A) We already noted Jesus disciples’ reactions

B) We read more of common folks and members of public reactions

C) How his parents reacted for fear of persecution

D) How the Pharisees reacted using the incident to persecute Jesus and excommunicated the blind man

 

In all these reactions from different groups of people related to the man born blind, some will begin their soul-searching, some will harden theirs hearts, and some would want to rejoice in the Lord but were suppressed.

 

How do we react to these signs and wonders?

 

Although we are warned not to pursue signs and wonders but these specific signs and wonders recorded in the gospels testify to the unique ministry of Jesus and how His disciples and apostles will continue His ministry after His resurrection.

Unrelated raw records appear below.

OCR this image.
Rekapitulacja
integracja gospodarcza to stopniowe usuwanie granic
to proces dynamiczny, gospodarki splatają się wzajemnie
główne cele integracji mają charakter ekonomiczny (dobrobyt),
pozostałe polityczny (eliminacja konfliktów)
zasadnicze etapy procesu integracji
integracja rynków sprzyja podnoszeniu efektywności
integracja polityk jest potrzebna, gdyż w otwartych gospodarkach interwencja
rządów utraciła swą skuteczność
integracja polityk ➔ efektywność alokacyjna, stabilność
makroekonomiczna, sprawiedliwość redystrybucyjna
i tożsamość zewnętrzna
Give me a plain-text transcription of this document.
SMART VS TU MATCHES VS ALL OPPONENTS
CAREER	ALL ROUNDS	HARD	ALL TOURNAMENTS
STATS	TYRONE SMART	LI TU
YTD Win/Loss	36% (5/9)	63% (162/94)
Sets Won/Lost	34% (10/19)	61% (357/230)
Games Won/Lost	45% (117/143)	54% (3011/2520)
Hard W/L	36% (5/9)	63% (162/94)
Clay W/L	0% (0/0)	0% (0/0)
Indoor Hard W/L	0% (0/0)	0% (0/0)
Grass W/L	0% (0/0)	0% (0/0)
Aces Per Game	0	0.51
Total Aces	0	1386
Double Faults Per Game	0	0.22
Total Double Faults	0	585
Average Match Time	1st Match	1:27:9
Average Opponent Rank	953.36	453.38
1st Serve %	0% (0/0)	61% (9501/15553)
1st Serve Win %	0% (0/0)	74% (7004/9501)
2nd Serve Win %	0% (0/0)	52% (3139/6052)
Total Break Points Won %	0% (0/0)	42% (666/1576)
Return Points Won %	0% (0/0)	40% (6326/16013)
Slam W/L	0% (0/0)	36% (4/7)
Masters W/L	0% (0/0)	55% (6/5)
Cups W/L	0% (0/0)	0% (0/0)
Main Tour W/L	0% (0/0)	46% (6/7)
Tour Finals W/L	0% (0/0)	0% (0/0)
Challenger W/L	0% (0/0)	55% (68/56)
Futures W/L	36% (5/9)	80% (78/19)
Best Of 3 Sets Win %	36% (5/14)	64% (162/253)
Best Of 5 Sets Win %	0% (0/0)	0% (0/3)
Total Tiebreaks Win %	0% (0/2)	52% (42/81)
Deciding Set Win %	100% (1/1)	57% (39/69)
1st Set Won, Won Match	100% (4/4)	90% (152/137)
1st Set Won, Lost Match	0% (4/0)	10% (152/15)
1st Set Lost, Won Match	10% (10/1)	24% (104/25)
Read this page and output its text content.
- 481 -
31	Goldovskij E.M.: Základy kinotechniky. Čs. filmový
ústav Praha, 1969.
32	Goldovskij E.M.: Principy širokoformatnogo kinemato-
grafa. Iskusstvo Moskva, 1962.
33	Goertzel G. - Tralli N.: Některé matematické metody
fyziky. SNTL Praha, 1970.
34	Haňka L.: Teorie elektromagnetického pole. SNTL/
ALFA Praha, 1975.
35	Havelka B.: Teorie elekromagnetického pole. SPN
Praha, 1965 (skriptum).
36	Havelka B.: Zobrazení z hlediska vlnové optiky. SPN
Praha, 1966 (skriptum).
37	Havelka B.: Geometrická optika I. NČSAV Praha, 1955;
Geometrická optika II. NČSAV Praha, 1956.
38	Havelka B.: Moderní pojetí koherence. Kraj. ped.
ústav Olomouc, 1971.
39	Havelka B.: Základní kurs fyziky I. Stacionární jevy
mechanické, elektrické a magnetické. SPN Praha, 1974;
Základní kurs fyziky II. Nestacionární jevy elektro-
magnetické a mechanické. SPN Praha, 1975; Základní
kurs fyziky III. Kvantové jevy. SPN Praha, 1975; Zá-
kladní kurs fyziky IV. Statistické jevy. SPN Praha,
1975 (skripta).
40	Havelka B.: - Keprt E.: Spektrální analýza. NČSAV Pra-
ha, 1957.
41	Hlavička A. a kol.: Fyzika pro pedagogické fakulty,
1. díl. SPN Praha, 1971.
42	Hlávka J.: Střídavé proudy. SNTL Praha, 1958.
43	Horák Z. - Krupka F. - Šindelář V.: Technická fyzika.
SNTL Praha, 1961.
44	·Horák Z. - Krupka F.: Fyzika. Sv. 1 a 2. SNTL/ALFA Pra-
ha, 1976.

Important point is – all these miracles were done to glorify God the Father and the Messiah chosen of God – Jesus the Christ.

 

ཡོ་ཧ་ནན། 20:30-31

30སྐྱབས་མགོན་ཡེ་ཤུས་ཐུགས་སྲས་རྣམས་ཀྱི་མདུན་དུ་གྲུབ་རྟགས་གཞན་མང་པོ་མཛད་ཀྱང་མདོ་འདིའི་ནང་དུ་མ་བཀོད་དོ།། 31འོན་ཀྱང་འདིར་བཀོད་པའི་དོན་རྣམས་ཁྱོད་ཅག་གིས་ཡེ་ཤུ་ནི་སྐྱབས་མགོན་མཱ་ཤི་ཀ་སྟེ་དཀོན་མཆོག་གི་སྲས་ཡིན་པར་དད་པ་བྱེད་ཅིང་། ཁོང་ལ་དད་པ་བྱས་ཏེ་ཁོང་གི་མཚན་གྱི་སྒོ་ནས་མཐའ་མེད་པའི་ཚེ་སྲོག་འཐོབ་པའི་ཕྱིར་ཡིན༌ནོ།།

John 20:30-31

30 Now Jesus did many other signs in the presence of the disciples, which are not written in this book; 31 but these are written so that you may believe that Jesus is the Christ, the Son of God, and that by believing you may have life in his name.